Cataracts: Causes, Treatments and the Misconceptions Surrounding Them Both

Cataract surgery is often the most common reason people find themselves in the ophthalmologist’s office

Among the many eye-related diseases, conditions, and injuries we treat and care for in our industry, cataract surgery is often the most common reason people find themselves in the ophthalmologist’s office. Despite this, it’s easy for the technological advances in cataract surgery to go unrecognized, and oftentimes the idea of the procedure itself may seem daunting to some patients. Considering over half of Americans over the age of 80 have had cataracts or have had surgery to get rid of them, it’s a process worthy of providing clarity over.

What are cataracts, and what causes them?

Cataracts form from a buildup of protein within the lens of your eye making it cloudy and often resulting in a loss of vision. These buildups usually happen slowly, sometimes even going unnoticed until they start to block light passing through the eye. Common symptoms include cloudy or blurry vision, trouble seeing at night, and changes in the way you see color. Typically, cataract formation is age-related, most often affecting older populations. But there are many reasons unrelated to age that could cause cataracts, such as excessive smoking and drinking, eye injury, family history, and certain health problems like diabetes.

What’s the treatment for cataracts?

In the early stages of cataract development, only minor adjustments would have to be made to accommodate the symptoms like using brighter lights, using magnifying lenses for reading, or maybe getting a new prescription.
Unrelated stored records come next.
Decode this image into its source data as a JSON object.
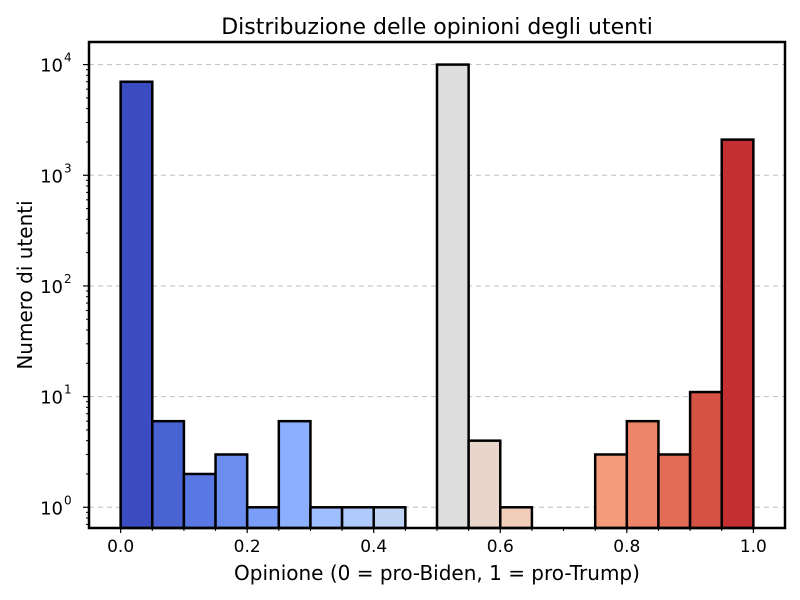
{
  "chart_data": {
    "type": "bar",
    "title": "Distribuzione delle opinioni degli utenti",
    "xlabel": "Opinione (0 = pro-Biden, 1 = pro-Trump)",
    "ylabel": "Numero di utenti",
    "xlim": [
      -0.05,
      1.05
    ],
    "ylim": [
      0.65,
      16000
    ],
    "yscale": "log",
    "grid": "horizontal dashed",
    "x_ticks": [
      0.0,
      0.2,
      0.4,
      0.6,
      0.8,
      1.0
    ],
    "x_tick_labels": [
      "0.0",
      "0.2",
      "0.4",
      "0.6",
      "0.8",
      "1.0"
    ],
    "y_ticks": [
      {
        "value": 1,
        "base": "10",
        "exp": "0"
      },
      {
        "value": 10,
        "base": "10",
        "exp": "1"
      },
      {
        "value": 100,
        "base": "10",
        "exp": "2"
      },
      {
        "value": 1000,
        "base": "10",
        "exp": "3"
      },
      {
        "value": 10000,
        "base": "10",
        "exp": "4"
      }
    ],
    "bins": [
      {
        "x0": 0.0,
        "x1": 0.05,
        "count": 7000,
        "color": "#3b4cc0"
      },
      {
        "x0": 0.05,
        "x1": 0.1,
        "count": 6,
        "color": "#4a63d3"
      },
      {
        "x0": 0.1,
        "x1": 0.15,
        "count": 2,
        "color": "#5a78e4"
      },
      {
        "x0": 0.15,
        "x1": 0.2,
        "count": 3,
        "color": "#6b8df0"
      },
      {
        "x0": 0.2,
        "x1": 0.25,
        "count": 1,
        "color": "#7b9ff9"
      },
      {
        "x0": 0.25,
        "x1": 0.3,
        "count": 6,
        "color": "#8db0fe"
      },
      {
        "x0": 0.3,
        "x1": 0.35,
        "count": 1,
        "color": "#9ebeff"
      },
      {
        "x0": 0.35,
        "x1": 0.4,
        "count": 1,
        "color": "#afcafc"
      },
      {
        "x0": 0.4,
        "x1": 0.45,
        "count": 1,
        "color": "#c0d4f5"
      },
      {
        "x0": 0.45,
        "x1": 0.5,
        "count": 0,
        "color": "#cfdaea"
      },
      {
        "x0": 0.5,
        "x1": 0.55,
        "count": 10000,
        "color": "#dddddd"
      },
      {
        "x0": 0.55,
        "x1": 0.6,
        "count": 4,
        "color": "#e8d6cc"
      },
      {
        "x0": 0.6,
        "x1": 0.65,
        "count": 1,
        "color": "#f1cdba"
      },
      {
        "x0": 0.65,
        "x1": 0.7,
        "count": 0,
        "color": "#f5c0a7"
      },
      {
        "x0": 0.7,
        "x1": 0.75,
        "count": 0,
        "color": "#f7b194"
      },
      {
        "x0": 0.75,
        "x1": 0.8,
        "count": 3,
        "color": "#f59c7d"
      },
      {
        "x0": 0.8,
        "x1": 0.85,
        "count": 6,
        "color": "#ee8468"
      },
      {
        "x0": 0.85,
        "x1": 0.9,
        "count": 3,
        "color": "#e36c55"
      },
      {
        "x0": 0.9,
        "x1": 0.95,
        "count": 11,
        "color": "#d65244"
      },
      {
        "x0": 0.95,
        "x1": 1.0,
        "count": 2100,
        "color": "#c43032"
      }
    ]
  }
}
Eventually, cataracts may cause too much of a nuisance on everyday tasks and your doctor may suggest cataract surgery. This is a very safe and common procedure where the doctor removes the affected lens and replaces it with an artificial intraocular lens (IOL).
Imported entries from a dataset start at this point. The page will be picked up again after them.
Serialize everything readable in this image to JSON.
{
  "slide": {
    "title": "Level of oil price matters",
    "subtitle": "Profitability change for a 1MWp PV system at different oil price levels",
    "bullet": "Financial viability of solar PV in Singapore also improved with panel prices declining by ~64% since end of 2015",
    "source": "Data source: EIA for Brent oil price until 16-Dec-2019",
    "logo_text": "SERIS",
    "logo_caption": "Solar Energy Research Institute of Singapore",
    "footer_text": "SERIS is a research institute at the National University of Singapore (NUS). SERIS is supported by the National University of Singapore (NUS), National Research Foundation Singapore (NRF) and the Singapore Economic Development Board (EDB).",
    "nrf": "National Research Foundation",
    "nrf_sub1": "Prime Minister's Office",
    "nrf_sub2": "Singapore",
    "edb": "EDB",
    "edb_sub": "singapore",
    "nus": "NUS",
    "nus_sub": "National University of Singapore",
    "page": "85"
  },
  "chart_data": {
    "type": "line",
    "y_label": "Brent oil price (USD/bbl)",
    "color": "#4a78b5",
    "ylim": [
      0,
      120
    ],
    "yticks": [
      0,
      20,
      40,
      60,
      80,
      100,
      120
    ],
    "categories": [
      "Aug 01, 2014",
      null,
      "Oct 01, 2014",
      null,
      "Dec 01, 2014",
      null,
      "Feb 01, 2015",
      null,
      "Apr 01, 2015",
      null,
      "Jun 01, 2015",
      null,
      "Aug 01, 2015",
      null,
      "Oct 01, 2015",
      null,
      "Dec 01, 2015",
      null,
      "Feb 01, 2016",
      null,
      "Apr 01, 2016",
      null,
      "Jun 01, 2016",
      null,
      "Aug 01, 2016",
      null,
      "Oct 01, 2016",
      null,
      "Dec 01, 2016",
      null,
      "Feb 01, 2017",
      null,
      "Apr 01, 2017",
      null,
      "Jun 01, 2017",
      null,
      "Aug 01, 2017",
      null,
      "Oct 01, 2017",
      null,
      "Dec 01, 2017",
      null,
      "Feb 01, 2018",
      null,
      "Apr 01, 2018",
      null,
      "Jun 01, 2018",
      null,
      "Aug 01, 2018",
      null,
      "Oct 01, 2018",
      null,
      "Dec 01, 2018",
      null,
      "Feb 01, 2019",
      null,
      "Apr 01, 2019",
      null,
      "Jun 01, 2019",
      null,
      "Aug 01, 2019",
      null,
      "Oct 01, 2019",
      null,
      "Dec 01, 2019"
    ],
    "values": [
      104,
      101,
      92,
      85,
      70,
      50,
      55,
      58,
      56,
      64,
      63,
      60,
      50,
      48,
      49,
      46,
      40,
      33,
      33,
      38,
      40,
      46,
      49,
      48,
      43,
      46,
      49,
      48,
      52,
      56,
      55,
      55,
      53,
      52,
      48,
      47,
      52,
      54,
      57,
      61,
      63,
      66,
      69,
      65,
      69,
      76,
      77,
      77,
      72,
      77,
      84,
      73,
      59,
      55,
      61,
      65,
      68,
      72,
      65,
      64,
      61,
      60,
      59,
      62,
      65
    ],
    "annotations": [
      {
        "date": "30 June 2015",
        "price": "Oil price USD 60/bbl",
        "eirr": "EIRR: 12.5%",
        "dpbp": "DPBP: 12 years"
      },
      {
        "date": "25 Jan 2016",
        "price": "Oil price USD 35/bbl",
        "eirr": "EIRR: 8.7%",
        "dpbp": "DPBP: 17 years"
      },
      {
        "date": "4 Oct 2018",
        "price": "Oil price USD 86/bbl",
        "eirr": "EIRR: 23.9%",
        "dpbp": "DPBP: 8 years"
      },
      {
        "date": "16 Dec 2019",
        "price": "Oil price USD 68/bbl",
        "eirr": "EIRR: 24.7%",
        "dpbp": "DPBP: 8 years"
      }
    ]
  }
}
The truth about cataracts:

  • Cataracts are not growths that need to be removed. Cataracts form when proteins build up in the lens of your eye. As much as these transparent proteins may develop and become opaque over time, they are not growths on the eyeball.
  • Cataract removal surgery is safe. With over 3.7 million cataract surgeries being performed in the United States each year, cataract surgery has become one of the safest operations in medicine. Usually, the procedure only lasts around 15 to 20 minutes and the patient will be on their way in a couple of hours.
  • Cataract removal surgery is virtually painless. The doctor will start the procedure by numbing the eye with fast-acting eye drops so nothing is felt during the lens removal and replacement. Recovery often passes quickly, with patients usually only reporting minor aches that can be handled with over-the-counter pain relief.
  • The recovery time is brief. As long as you avoid heavy lifting for the first week, patients are often able to return to their usual routine within a day of recovery.
  • The procedure could improve eyesight. Groundbreaking technological advancements in cataract surgery have provided doctors with the ability to choose different lens options depending on the needs of each patient. During the lens transplant, special IOLs called multifocal lenses may be used which are specially designed to reduce or eliminate the need for both near and distant-focus glasses.